Ludwig Wittgenstein. 1930.

Ludwig Wittgenstein est né à Vienne le 26 avril 1889. C’est le plus jeune d’une famille de huit enfants. Ses grands-parents, d’origine juive, viennent de Westphalie et s’installent à Vienne. Ils se convertissent au protestantisme. Son père Karl (1847-1913) fait fortune dans l’industrie sidérurgique et devient un des plus riches industriels d’Autriche. Sa mère, Leopoldine Kalmus (1850-1926), est catholique. Tous deux sont musiciens. Mécènes des avant-gardes, ils reçoivent chez eux de grands artistes de l’époque (Johannes Brahms, Gustav Mahler, Bruno Walter). Les trois sœurs et les quatre frères de Ludwig possèdent tous des dons artistiques et intellectuels. Sa famille ne le juge pas, lui, très doué. Il fréquente une école technique privée à Linz. Parmi les élèves de sa classe durant l’année solaire 1904-05: Adolf Hitler.
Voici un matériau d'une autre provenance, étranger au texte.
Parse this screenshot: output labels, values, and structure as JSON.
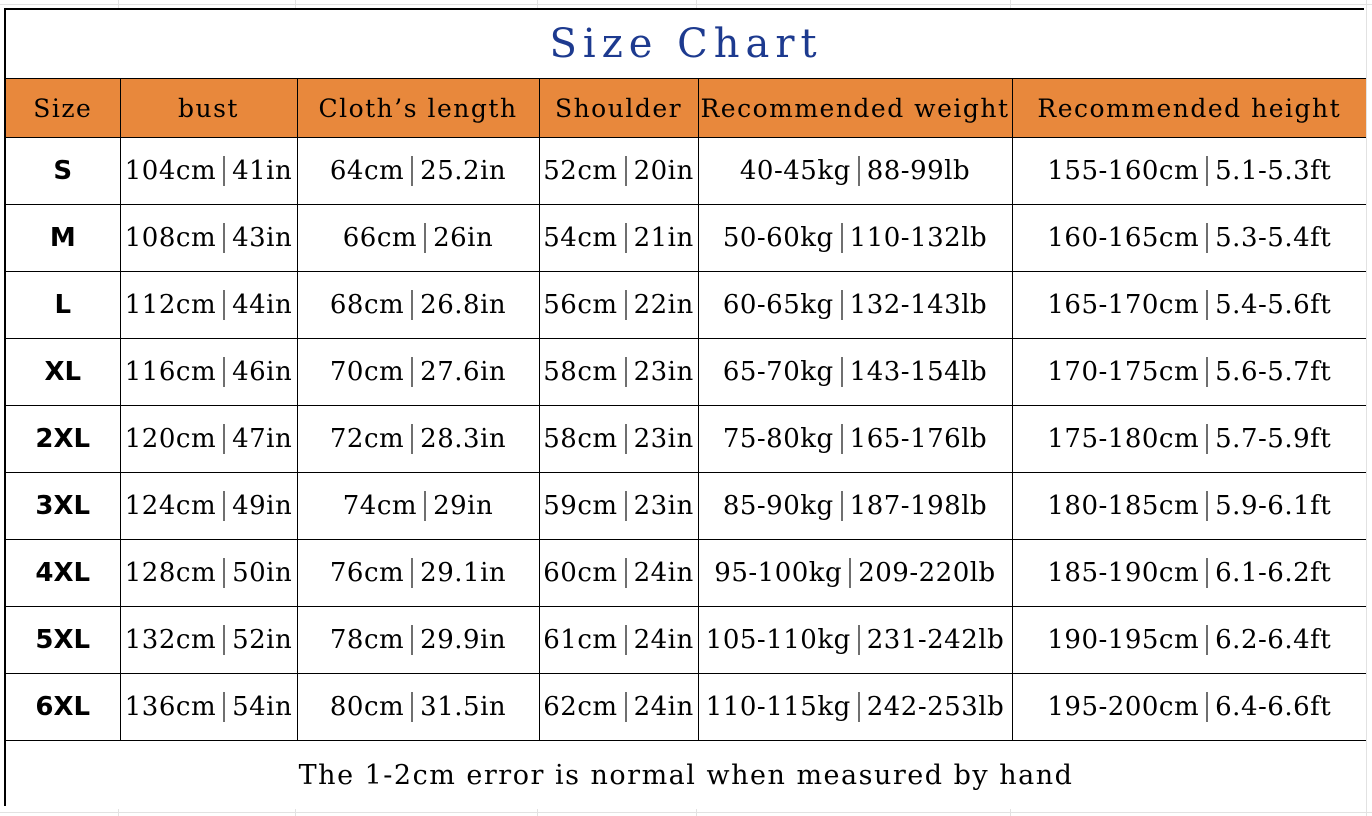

Ludwig fait des études d’ingénieur en mécanique à la Technische Hochschule de Berlin (1906), puis se spécialise en aéronautique à l’Université de Manchester (1908). Il s’inscrit ensuite au Trinity College de Cambridge (1912). Il y fait la connaissance de Bertrand Russell qui devient son ami. Il s’intéresse alors particulièrement aux mathématiques pures et à leurs fondements.

En 1913, à la mort de Karl Wittgenstein, la fortune familiale est divisée entre son épouse et ses six enfants encore vivants. Ludwig Wittgenstein se retire alors dans la solitude d’un fjord en Norvège. Il construit de ses mains, à flanc de colline, une cabane en bois d’où il puise de l’eau dans le lac, avec un treuil et un seau. Skoldjen, le premier village, 200 habitants, est à plusieurs heures, en barque l’été ou à pied sur le lac gelé. Il choisit de distribuer anonymement 100 000 couronnes à des artistes autrichiens (l’architecte Adolf Loos, le peintre Oskar Kokoschka, les poètes Rainer Maria Rilke, Else Lasker-Schüler et Georg Trakl entre autres) et le reste de sa part à ses frères et soeurs. Il commence à écrire, dans un isolement presque total. Il continuera à tenir des carnets de notes pendant la guerre de 1914-1918. Il sert alors dans l’armée autrichienne à titre d’engagé volontaire.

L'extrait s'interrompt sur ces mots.